If you prefer something a bit more conventional, but non-toxic, then I recommend the miessence certified organic, refillable foaming hand soap, the certified organic Rainforest Air Freshener, and for cleaning the toilet (and every other part of your bathroom and kitchen) BioPure Probiotic Household Cleaning Concentrate. Instead of killing all the bugs, good and bad, BioPure populates household surfaces with friendly bugs, which means that the pathogenic bugs cannot survive. This is the safest and most effective way to keep your house clean.

I'm sorry that this post was so long, it turned into a bit of a tirade. And there's more to come, watch out for Part II...

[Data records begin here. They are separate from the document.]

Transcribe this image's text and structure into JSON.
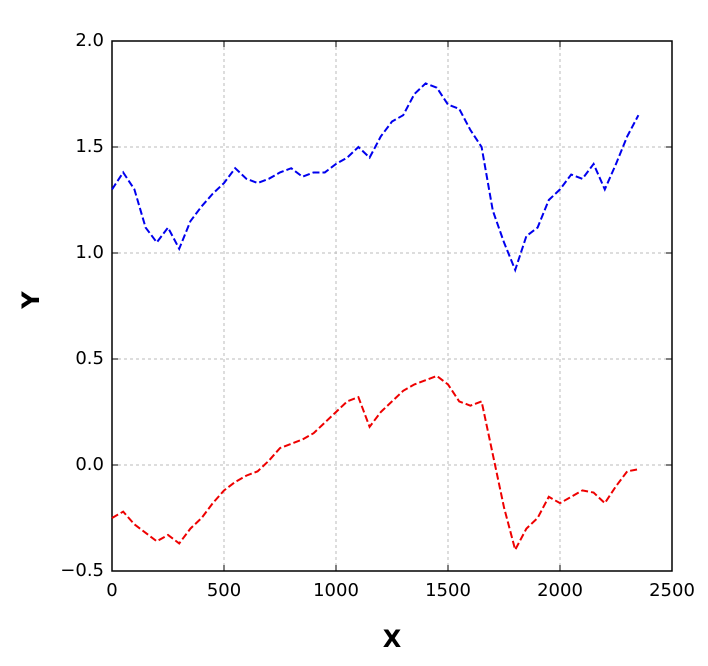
{
  "chart_data": {
    "type": "line",
    "x_label": "X",
    "y_label": "Y",
    "x": [
      0,
      50,
      100,
      150,
      200,
      250,
      300,
      350,
      400,
      450,
      500,
      550,
      600,
      650,
      700,
      750,
      800,
      850,
      900,
      950,
      1000,
      1050,
      1100,
      1150,
      1200,
      1250,
      1300,
      1350,
      1400,
      1450,
      1500,
      1550,
      1600,
      1650,
      1700,
      1750,
      1800,
      1850,
      1900,
      1950,
      2000,
      2050,
      2100,
      2150,
      2200,
      2250,
      2300,
      2350
    ],
    "series": [
      {
        "color": "#0000ee",
        "values": [
          1.3,
          1.38,
          1.3,
          1.12,
          1.05,
          1.12,
          1.02,
          1.15,
          1.22,
          1.28,
          1.33,
          1.4,
          1.35,
          1.33,
          1.35,
          1.38,
          1.4,
          1.36,
          1.38,
          1.38,
          1.42,
          1.45,
          1.5,
          1.45,
          1.55,
          1.62,
          1.65,
          1.75,
          1.8,
          1.78,
          1.7,
          1.68,
          1.58,
          1.5,
          1.2,
          1.05,
          0.92,
          1.08,
          1.12,
          1.25,
          1.3,
          1.37,
          1.35,
          1.42,
          1.3,
          1.42,
          1.55,
          1.65
        ]
      },
      {
        "color": "#ee0000",
        "values": [
          -0.25,
          -0.22,
          -0.28,
          -0.32,
          -0.36,
          -0.33,
          -0.37,
          -0.3,
          -0.25,
          -0.18,
          -0.12,
          -0.08,
          -0.05,
          -0.03,
          0.02,
          0.08,
          0.1,
          0.12,
          0.15,
          0.2,
          0.25,
          0.3,
          0.32,
          0.18,
          0.25,
          0.3,
          0.35,
          0.38,
          0.4,
          0.42,
          0.38,
          0.3,
          0.28,
          0.3,
          0.05,
          -0.2,
          -0.4,
          -0.3,
          -0.25,
          -0.15,
          -0.18,
          -0.15,
          -0.12,
          -0.13,
          -0.18,
          -0.1,
          -0.03,
          -0.02
        ]
      }
    ],
    "line_style": "dashed",
    "xlim": [
      0,
      2500
    ],
    "xticks": [
      0,
      500,
      1000,
      1500,
      2000,
      2500
    ],
    "ylim": [
      -0.5,
      2.0
    ],
    "yticks": [
      {
        "value": -0.5,
        "label": "−0.5"
      },
      {
        "value": 0,
        "label": "0.0"
      },
      0.5,
      {
        "value": 1,
        "label": "1.0"
      },
      1.5,
      {
        "value": 2,
        "label": "2.0"
      }
    ],
    "grid": true
  }
}
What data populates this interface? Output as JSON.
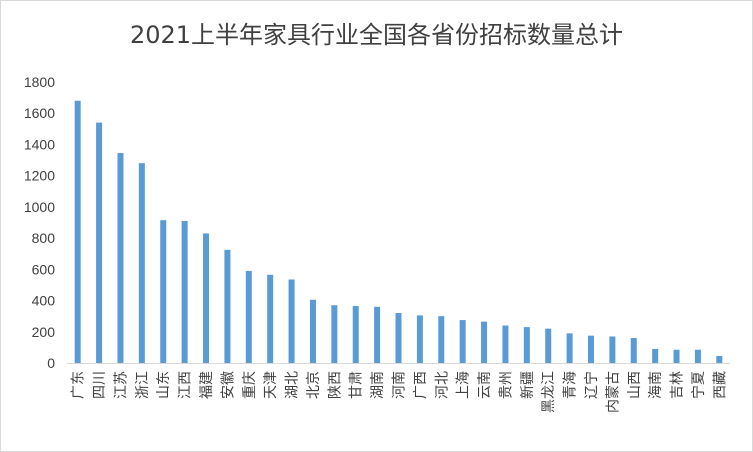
{
  "chart_data": {
    "type": "bar",
    "title": "2021上半年家具行业全国各省份招标数量总计",
    "xlabel": "",
    "ylabel": "",
    "ylim": [
      0,
      1800
    ],
    "yticks": [
      0,
      200,
      400,
      600,
      800,
      1000,
      1200,
      1400,
      1600,
      1800
    ],
    "grid": false,
    "legend": "none",
    "bar_color": "#5b9bd5",
    "categories": [
      "广东",
      "四川",
      "江苏",
      "浙江",
      "山东",
      "江西",
      "福建",
      "安徽",
      "重庆",
      "天津",
      "湖北",
      "北京",
      "陕西",
      "甘肃",
      "湖南",
      "河南",
      "广西",
      "河北",
      "上海",
      "云南",
      "贵州",
      "新疆",
      "黑龙江",
      "青海",
      "辽宁",
      "内蒙古",
      "山西",
      "海南",
      "吉林",
      "宁夏",
      "西藏"
    ],
    "values": [
      1680,
      1540,
      1345,
      1280,
      915,
      910,
      830,
      725,
      590,
      565,
      535,
      405,
      370,
      365,
      360,
      320,
      305,
      300,
      275,
      265,
      240,
      230,
      220,
      190,
      175,
      170,
      160,
      90,
      85,
      85,
      45
    ]
  }
}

The good new is, once you have gotten pregnant, Dr Mercola has a bunch of great tips on how to have a Naturally Healthy Pregnancy and Baby.


Amanda said...

Great post. I can't believe how many gross chemical products there are out there in the paranoia to fight "germs". My fave is tea tree or eucalyptus diluted to fight germs. Does a great job.

I love the Chemical Maze too.

Tawnya said...

My jaw is on the floor. I know it makes sense now, and the thought that women could be fooled into thinking this was safe breaks my heart. I guess it's no different than when the doctor would tell you to smoke through your pregnancy to avoid weight gain ;).